You are freaking weird if you got a problem with statements made by folks if you carry in my home.

Get your things straight you are a libtard when you feel only I can carry a firearm any where I am.

Sad state here of gun owners.

IMHO civilized people do not ask are you carrying a weapon.

By the way try and search me physically be prepared to repel boarders. You will be unable to call for help shortly after but, "This" will never happen as I do not associate with your type in the first place.

BY BY Libtards. Last post here on this subject.

ShooterAZ
09-11-2016, 07:47 PM
AZ has both open carry and concealed carry, no permit required. I however will respect the wishes of whomever I am visiting, though I may not mention the fact that I am carrying. If a conversation comes up and it is mentioned, then I will know.
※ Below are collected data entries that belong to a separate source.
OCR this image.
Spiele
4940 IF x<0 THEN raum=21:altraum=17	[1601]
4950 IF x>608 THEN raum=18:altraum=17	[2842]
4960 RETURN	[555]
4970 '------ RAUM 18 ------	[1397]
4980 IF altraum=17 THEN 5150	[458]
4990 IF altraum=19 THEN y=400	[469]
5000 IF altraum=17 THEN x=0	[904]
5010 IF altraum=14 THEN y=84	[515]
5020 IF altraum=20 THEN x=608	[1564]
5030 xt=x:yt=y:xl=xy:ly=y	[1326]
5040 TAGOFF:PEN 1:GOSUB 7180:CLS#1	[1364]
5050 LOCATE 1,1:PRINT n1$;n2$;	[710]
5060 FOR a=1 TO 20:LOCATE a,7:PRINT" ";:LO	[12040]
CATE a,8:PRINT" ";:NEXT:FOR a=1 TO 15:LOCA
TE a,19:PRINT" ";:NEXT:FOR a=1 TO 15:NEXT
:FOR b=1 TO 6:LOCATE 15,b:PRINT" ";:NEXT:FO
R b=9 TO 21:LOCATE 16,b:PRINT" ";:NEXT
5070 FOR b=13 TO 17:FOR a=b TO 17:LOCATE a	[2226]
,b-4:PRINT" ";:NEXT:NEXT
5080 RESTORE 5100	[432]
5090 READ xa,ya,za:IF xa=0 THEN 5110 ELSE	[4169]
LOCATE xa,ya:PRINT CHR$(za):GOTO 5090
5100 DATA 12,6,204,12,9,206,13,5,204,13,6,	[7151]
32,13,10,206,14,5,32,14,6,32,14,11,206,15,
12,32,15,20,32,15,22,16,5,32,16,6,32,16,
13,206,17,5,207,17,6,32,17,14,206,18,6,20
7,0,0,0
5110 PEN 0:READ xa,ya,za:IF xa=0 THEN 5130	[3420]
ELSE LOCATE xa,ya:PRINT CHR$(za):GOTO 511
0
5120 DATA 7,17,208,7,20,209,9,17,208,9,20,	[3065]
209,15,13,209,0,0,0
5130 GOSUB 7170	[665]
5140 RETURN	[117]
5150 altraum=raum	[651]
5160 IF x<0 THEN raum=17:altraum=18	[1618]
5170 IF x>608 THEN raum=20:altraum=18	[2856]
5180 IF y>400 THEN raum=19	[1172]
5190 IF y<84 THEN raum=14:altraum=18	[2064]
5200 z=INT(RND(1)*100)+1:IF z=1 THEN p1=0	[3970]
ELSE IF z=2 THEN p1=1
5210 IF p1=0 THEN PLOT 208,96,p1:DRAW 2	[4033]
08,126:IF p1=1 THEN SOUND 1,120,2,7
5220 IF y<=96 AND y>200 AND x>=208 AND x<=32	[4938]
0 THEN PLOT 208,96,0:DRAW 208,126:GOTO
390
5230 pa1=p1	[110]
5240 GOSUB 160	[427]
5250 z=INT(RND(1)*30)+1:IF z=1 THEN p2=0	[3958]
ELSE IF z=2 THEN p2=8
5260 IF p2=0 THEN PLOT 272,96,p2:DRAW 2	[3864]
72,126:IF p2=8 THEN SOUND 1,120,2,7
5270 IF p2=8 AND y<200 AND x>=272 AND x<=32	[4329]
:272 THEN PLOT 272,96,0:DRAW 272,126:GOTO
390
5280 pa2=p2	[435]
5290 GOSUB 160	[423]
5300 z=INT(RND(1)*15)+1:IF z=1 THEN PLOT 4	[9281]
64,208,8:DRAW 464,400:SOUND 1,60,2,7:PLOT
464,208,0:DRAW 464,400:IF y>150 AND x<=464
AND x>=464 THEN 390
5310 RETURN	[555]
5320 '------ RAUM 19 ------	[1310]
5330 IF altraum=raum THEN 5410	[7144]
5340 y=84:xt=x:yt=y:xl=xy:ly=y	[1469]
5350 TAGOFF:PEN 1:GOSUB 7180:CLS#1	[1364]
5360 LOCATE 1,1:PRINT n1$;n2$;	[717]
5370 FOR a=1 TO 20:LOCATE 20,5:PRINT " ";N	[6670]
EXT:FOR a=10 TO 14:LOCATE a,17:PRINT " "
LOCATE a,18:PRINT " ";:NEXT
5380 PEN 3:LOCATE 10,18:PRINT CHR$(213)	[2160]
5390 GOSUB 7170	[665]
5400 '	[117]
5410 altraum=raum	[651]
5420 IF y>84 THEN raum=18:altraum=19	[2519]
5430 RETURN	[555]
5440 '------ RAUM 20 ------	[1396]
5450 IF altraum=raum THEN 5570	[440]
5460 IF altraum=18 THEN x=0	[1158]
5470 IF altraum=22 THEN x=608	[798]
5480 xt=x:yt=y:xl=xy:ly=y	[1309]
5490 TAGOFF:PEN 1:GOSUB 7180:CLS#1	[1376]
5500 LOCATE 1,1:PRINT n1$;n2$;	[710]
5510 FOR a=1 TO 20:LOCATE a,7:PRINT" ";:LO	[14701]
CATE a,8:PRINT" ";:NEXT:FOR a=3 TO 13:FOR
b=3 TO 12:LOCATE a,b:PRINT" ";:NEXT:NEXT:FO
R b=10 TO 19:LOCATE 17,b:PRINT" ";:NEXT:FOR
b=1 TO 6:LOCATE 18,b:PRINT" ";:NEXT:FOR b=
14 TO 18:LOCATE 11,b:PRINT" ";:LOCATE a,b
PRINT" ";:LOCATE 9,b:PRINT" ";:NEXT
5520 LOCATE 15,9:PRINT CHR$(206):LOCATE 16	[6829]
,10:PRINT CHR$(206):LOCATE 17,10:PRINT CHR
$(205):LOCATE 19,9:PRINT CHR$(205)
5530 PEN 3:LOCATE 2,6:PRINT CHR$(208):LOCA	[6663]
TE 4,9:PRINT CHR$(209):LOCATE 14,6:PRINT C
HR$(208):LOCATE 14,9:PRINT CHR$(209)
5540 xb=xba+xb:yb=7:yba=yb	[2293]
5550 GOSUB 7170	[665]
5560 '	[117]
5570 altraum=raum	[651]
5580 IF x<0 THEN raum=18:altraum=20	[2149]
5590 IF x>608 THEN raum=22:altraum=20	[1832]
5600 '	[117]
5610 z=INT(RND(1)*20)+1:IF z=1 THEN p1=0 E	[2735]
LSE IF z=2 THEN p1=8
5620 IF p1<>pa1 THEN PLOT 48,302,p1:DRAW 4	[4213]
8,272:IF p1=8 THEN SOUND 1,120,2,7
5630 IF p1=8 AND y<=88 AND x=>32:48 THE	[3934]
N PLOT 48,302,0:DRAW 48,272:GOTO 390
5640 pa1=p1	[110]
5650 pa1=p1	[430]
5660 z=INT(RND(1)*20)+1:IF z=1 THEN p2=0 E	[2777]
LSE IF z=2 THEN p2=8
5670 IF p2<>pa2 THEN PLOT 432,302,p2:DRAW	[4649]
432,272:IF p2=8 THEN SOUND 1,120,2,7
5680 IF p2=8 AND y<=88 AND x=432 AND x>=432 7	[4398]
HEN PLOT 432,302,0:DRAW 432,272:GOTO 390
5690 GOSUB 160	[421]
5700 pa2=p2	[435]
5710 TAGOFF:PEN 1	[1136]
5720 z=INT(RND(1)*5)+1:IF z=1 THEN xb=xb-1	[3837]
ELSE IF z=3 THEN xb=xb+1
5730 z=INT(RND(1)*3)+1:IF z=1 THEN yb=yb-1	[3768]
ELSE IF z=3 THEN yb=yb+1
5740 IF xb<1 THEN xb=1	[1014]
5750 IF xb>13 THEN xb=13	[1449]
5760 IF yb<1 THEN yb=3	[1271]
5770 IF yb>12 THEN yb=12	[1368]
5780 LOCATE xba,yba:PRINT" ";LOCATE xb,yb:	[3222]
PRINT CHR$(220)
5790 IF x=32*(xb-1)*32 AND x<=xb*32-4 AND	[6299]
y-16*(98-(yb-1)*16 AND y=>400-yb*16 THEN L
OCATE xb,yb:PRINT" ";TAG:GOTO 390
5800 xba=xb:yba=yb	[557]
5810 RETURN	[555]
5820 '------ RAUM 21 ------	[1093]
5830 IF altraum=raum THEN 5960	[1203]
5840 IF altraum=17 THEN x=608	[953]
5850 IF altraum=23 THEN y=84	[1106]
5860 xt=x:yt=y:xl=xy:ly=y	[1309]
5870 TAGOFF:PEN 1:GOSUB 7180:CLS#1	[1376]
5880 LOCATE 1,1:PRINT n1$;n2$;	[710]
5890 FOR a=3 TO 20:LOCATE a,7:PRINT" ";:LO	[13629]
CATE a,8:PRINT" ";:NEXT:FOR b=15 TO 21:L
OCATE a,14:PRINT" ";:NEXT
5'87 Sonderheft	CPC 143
I'm not going to bring it up. I don't tend to hang out with liberals, so it's not generally a problem. My Mom is a liberal, lives in New Mexico, and hates guns. She knows I have brought guns into her home, but has never said anything to the contrary about it. If she did, I would certainly respect her wishes and leave it in the truck.

NavyVet1959
09-11-2016, 11:31 PM
IMHO civilized people do not ask are you carrying a weapon.

Civilization is entirely overrated...

Nawh, you don't ask if someone is carrying, you ask *what* they are carrying. :) It's a good conversation starter...

It then progresses to whether you reload and then to whether you cast...

TXGunNut
09-11-2016, 11:53 PM
Civilization is entirely overrated...

Nawh, you don't ask if someone is carrying, you ask *what* they are carrying. :) It's a good conversation starter...

It then progresses to whether you reload and then to whether you cast...



Great big +1!!!!!!!

swamp
09-12-2016, 02:10 AM
The Bill of Rights limits what the government con do. Not what people or companies and business can do. To me it is the property owner who makes the rules. Don't like it, don't visit.
swamp

winelover
09-12-2016, 07:27 AM
In Arkansas....you must have the homeowners consent.